Did you guess how many replicas we should have if we start sending five hundred concurrent requests? Let’s assume that you did, and let’s see whether you were right.
We’ll use Siege to send requests to our application. To be more specific, we’ll use it to send a stream of five hundred concurrent requests over sixty seconds. We’ll also retrieve all the Pods from the production
Namespace right after siege is finished "bombing" the application.
As before, the commands will differ slightly depending on the Kubernetes platform you’re using.
W> You will NOT be able to use Siege with Docker Desktop. That should not be a big deal since the essential thing is the output, which you can see here.
Please execute the command that follows if you are using minikube or EKS.
kubectl run siege \
--image yokogawa/siege \
--generator run-pod/v1 \
-it --rm \
-- --concurrent 500 --time 60S \
--header "Host: devops-toolkit.production.example.com" \
"http://$INGRESS_HOST" \
&& kubectl --namespace production \
get pods
Please execute the command that follows if you are using GKE or AKS.
kubectl run siege \
--image yokogawa/siege \
--generator run-pod/v1 \
-it --rm \
-- --concurrent 500 --time 60S \
"http://devops-toolkit.production.$INGRESS_HOST" \
&& kubectl --namespace production \
get pods
The output, in my case, is as follows.
...
Transactions: 40697 hits
Availability: 100.00 %
Elapsed time: 59.53 secs
Data transferred: 83.72 MB
Response time: 0.22 secs
Transaction rate: 683.64 trans/sec
Throughput: 1.41 MB/sec
Concurrency: 149.94
Successful transactions: 40699
Failed transactions: 0
Longest transaction: 5.30
Shortest transaction: 0.00
...
NAME READY STATUS RESTARTS AGE
devops-toolkit-...-deployment-... 3/3 Running 0 58s
devops-toolkit-...-deployment-... 3/3 Running 0 60s
devops-toolkit-...-deployment-... 3/3 Running 0 58s
We can see that, in my case, over forty thousand requests were sent, and the availability
is 100.00 %
. That might not always be the situation, so don’t be alarmed if, in your case, it’s a slightly lower figure. Your cluster might not even have enough capacity to handle the increase in workload and might need to scale up. In such a case, the time required to scale up the cluster might have been too long for all the requests to be processed. You can always wait for a while for all the Pods to terminate and try again with increased cluster capacity.

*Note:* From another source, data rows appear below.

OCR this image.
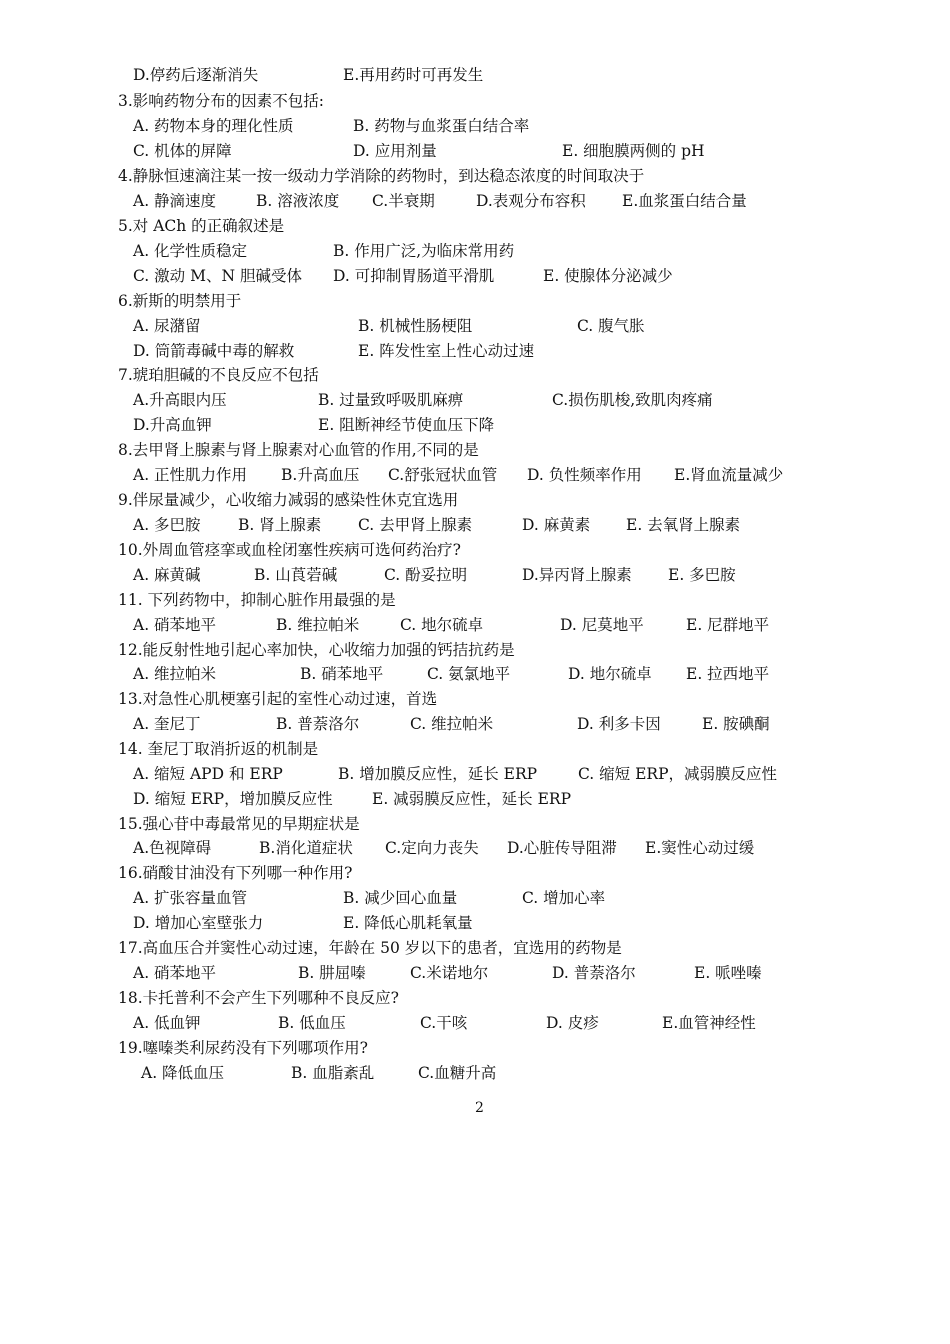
D.停药后逐渐消失	E.再用药时可再发生
3.影响药物分布的因素不包括:
A. 药物本身的理化性质	B. 药物与血浆蛋白结合率
C. 机体的屏障	D. 应用剂量	E. 细胞膜两侧的 pH
4.静脉恒速滴注某一按一级动力学消除的药物时，到达稳态浓度的时间取决于
A. 静滴速度	B. 溶液浓度 C.半衰期	D.表观分布容积 E.血浆蛋白结合量
5.对 ACh 的正确叙述是
A. 化学性质稳定	B. 作用广泛,为临床常用药
C. 激动 M、N 胆碱受体 D. 可抑制胃肠道平滑肌	E. 使腺体分泌减少
6.新斯的明禁用于
A. 尿潴留	B. 机械性肠梗阻	C. 腹气胀
D. 筒箭毒碱中毒的解救	E. 阵发性室上性心动过速
7.琥珀胆碱的不良反应不包括
A.升高眼内压	B. 过量致呼吸肌麻痹	C.损伤肌梭,致肌肉疼痛
D.升高血钾	E. 阻断神经节使血压下降
8.去甲肾上腺素与肾上腺素对心血管的作用,不同的是
A. 正性肌力作用 B.升高血压 C.舒张冠状血管 D. 负性频率作用 E.肾血流量减少
9.伴尿量减少，心收缩力减弱的感染性休克宜选用
A. 多巴胺 B. 肾上腺素 C. 去甲肾上腺素	D. 麻黄素 E. 去氧肾上腺素
10.外周血管痉挛或血栓闭塞性疾病可选何药治疗?
A. 麻黄碱	B. 山莨菪碱	C. 酚妥拉明	D.异丙肾上腺素 E. 多巴胺
11. 下列药物中，抑制心脏作用最强的是
A. 硝苯地平	B. 维拉帕米	C. 地尔硫卓	D. 尼莫地平	E. 尼群地平
12.能反射性地引起心率加快，心收缩力加强的钙拮抗药是
A. 维拉帕米	B. 硝苯地平	C. 氨氯地平	D. 地尔硫卓 E. 拉西地平
13.对急性心肌梗塞引起的室性心动过速，首选
A. 奎尼丁	B. 普萘洛尔	C. 维拉帕米	D. 利多卡因	E. 胺碘酮
14. 奎尼丁取消折返的机制是
A. 缩短 APD 和 ERP	B. 增加膜反应性，延长 ERP	C. 缩短 ERP，减弱膜反应性
D. 缩短 ERP，增加膜反应性	E. 减弱膜反应性，延长 ERP
15.强心苷中毒最常见的早期症状是
A.色视障碍	B.消化道症状 C.定向力丧失 D.心脏传导阻滞 E.窦性心动过缓
16.硝酸甘油没有下列哪一种作用?
A. 扩张容量血管	B. 减少回心血量	C. 增加心率
D. 增加心室壁张力	E. 降低心肌耗氧量
17.高血压合并窦性心动过速，年龄在 50 岁以下的患者，宜选用的药物是
A. 硝苯地平	B. 肼屈嗪	C.米诺地尔	D. 普萘洛尔	E. 哌唑嗪
18.卡托普利不会产生下列哪种不良反应?
A. 低血钾	B. 低血压	C.干咳	D. 皮疹	E.血管神经性
19.噻嗪类利尿药没有下列哪项作用?
A. 降低血压	B. 血脂紊乱	C.血糖升高
2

For now, Knative does not give 100% availability. I was lucky. If you have huge variations in traffic, you can expect something closer to 99.9% availability. But that is only when there is a huge difference like the one we just had. Our traffic jumped from zero to a continuous stream of five hundred concurrent requests within milliseconds. For the "normal" usage, it should be closer to 100% (e.g., 99.99%) availability.
What truly matters is that the number of Pods was increased from zero to three. Typically, there should be five Pods since we set the containerConcurrency
value to 100
, and we were streaming 500
concurrent requests. But we also set the maxScale
annotation to 3
, so it reached the limit of the allowed number of replicas.
While you’re reading this, Knative probably already started scaling down the application. It probably scaled it to one replica, to keep it warm in case new requests come in. After a while, it should scale down to nothing (zero replicas) as long as traffic keeps being absent.
The vital thing to note is that Knative does not interpret the traffic based only on the current metrics. It will not scale up when the first request that cannot be handled with the existing replicas kicks in. It will also not scale down to zero replicas the moment all requests stop coming in. It changes things gradually, and it uses both current and historical metrics to figure out what to do next.
Assuming that you are not a very fast reader, the number of Pods should have dropped to zero by now. Let’s confirm that.
kubectl --namespace production \
get pods
The output states that no resources
were found in production namespace.
In your case, a Pod might still be running, or the status might be terminating
. If that’s the case, wait for a while longer and repeat the previous command.